In the Caribbean, the native Amerindian Arawaks had been superseded on most of the islands by much more aggressive Caribs. The Arawaks objected to their harsh treatment as slaves, and many of themeither pined or contracted white man's disease's and subsequently died. Las Casas became Bishop of Chiapa in Mexico and was known as the Apostle of the Andes on account of his work for the underprivileged Indians. By 1548 he was conducting a nationwide campaign against the trade that he himself had started in order to save the Indians. The sugar trade multiplied by 5 percent per year in the seventeenth century, 7 percent in the eighteenth, and nearly 10 percent in the nineteenth.

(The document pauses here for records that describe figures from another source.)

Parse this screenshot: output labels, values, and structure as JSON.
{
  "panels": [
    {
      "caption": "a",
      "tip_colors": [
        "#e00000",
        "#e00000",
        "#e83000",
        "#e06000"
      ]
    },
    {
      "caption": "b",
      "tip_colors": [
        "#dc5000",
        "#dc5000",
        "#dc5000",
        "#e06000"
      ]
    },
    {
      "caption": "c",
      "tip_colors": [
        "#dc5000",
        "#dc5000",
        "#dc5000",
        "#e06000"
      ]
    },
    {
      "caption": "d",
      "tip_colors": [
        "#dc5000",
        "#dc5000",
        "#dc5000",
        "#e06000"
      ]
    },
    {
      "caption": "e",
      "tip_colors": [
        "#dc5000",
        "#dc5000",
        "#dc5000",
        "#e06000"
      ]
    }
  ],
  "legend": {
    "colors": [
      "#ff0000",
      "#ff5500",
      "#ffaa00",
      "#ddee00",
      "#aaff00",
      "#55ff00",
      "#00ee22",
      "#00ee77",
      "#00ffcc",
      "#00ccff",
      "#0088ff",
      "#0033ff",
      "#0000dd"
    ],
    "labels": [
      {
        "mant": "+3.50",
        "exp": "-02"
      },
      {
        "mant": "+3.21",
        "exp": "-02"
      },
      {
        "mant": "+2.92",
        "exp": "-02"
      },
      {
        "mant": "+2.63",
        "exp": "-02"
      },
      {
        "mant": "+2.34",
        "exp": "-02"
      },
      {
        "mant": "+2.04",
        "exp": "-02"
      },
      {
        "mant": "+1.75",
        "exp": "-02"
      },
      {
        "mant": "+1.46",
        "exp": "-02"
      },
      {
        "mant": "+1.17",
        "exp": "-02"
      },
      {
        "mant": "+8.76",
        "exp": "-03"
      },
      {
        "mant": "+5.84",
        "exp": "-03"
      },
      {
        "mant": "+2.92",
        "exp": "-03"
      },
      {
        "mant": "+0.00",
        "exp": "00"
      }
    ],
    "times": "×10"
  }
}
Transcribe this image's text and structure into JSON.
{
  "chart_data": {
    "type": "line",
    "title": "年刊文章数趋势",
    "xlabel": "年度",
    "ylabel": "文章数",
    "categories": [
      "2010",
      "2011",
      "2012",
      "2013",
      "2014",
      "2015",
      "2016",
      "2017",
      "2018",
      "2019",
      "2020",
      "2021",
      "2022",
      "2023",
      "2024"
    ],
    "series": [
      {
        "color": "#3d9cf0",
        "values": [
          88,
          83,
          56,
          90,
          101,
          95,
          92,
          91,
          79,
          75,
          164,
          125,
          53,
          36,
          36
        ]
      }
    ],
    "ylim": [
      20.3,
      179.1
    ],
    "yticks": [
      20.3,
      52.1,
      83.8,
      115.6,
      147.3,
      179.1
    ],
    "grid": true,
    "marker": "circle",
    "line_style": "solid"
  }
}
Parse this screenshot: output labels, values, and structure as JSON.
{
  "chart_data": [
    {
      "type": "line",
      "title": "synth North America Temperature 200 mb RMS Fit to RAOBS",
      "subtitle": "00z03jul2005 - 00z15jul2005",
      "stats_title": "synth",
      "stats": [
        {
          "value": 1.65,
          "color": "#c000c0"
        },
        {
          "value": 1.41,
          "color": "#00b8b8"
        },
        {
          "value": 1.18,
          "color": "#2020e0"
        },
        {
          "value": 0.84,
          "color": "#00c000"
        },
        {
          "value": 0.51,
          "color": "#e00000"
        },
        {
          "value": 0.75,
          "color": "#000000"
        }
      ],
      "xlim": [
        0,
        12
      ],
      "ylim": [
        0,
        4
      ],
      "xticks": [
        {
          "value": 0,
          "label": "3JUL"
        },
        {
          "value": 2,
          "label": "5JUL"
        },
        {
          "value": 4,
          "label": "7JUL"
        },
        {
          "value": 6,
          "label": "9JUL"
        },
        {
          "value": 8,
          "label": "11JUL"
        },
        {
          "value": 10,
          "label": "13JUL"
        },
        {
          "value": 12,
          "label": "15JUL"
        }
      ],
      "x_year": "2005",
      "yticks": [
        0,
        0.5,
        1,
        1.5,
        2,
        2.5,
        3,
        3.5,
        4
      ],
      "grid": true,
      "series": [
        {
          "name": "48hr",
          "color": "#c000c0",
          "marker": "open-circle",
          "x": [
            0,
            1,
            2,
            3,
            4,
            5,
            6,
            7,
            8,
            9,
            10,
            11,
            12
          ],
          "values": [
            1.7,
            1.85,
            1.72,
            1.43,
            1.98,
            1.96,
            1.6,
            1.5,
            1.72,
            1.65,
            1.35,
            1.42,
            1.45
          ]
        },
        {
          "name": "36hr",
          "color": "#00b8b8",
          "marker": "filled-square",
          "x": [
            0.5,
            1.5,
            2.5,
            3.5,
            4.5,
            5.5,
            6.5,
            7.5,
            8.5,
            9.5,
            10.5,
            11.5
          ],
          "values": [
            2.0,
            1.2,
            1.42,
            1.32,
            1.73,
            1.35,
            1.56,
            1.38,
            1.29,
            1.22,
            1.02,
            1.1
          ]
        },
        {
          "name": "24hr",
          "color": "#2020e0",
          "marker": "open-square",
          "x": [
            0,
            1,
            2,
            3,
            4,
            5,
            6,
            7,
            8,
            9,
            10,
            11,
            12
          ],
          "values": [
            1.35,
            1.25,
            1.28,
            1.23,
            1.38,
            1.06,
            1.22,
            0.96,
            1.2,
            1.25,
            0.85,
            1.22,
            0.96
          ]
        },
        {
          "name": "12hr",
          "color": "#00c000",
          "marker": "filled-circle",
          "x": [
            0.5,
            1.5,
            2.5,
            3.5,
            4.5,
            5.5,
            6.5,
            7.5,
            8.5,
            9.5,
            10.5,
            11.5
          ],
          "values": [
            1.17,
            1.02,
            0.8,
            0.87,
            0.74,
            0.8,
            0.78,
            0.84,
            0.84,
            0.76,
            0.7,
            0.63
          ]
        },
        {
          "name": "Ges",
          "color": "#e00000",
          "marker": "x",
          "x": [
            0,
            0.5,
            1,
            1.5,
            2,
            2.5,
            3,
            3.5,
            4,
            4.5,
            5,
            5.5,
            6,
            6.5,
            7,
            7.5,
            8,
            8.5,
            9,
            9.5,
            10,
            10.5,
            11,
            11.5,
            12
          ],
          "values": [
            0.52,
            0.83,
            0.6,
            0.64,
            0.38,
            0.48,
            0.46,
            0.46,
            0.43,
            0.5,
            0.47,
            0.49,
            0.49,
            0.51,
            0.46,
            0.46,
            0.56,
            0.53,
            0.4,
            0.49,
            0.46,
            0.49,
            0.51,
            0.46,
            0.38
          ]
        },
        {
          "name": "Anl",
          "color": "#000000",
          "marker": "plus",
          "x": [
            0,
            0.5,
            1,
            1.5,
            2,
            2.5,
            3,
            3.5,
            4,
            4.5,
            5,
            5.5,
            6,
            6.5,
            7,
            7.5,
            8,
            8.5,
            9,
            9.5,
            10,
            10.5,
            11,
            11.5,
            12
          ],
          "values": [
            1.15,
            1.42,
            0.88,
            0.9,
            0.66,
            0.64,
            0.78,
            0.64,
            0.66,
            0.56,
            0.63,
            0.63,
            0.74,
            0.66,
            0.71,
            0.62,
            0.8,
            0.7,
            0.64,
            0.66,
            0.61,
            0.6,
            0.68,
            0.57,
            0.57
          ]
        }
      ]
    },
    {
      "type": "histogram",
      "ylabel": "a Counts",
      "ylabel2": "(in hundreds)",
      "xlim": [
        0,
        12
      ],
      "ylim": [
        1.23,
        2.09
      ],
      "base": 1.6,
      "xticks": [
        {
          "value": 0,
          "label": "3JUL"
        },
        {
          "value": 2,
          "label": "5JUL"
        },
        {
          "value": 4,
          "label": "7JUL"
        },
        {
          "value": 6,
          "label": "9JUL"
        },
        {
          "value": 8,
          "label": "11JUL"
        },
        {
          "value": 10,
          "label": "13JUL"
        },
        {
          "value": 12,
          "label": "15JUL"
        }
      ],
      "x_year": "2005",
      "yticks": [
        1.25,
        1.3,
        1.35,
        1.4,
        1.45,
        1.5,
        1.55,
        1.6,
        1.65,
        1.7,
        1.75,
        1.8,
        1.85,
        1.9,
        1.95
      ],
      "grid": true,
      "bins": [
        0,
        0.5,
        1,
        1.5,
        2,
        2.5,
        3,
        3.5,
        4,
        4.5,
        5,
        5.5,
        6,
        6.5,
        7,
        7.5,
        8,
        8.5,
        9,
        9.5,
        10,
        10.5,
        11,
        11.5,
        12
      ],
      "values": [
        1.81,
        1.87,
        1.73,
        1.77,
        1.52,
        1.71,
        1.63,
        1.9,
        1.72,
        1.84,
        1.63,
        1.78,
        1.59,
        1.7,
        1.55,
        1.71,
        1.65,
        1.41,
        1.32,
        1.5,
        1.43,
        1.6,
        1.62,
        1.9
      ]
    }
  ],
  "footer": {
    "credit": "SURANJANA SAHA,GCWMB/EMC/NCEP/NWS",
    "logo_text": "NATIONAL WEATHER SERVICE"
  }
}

All sugar colonies had a white dominated presugar history.

17th century Europe was dominated by religious conflict, by the thirty years war, by the struggle between King and Parliament in England, and by the expansion of the Netherlands. Barbados had a relatively favorable climate and an abundance of water and timber. By 1660, Barbados had become one of the most densely populated agricultural regions in the world. In the decade 1660 to 1670 Barbados was the greatest sugar producer in the trade, but by then all its timber had been cut down, and the soil had become exhausted in more than a generation of growing sugar.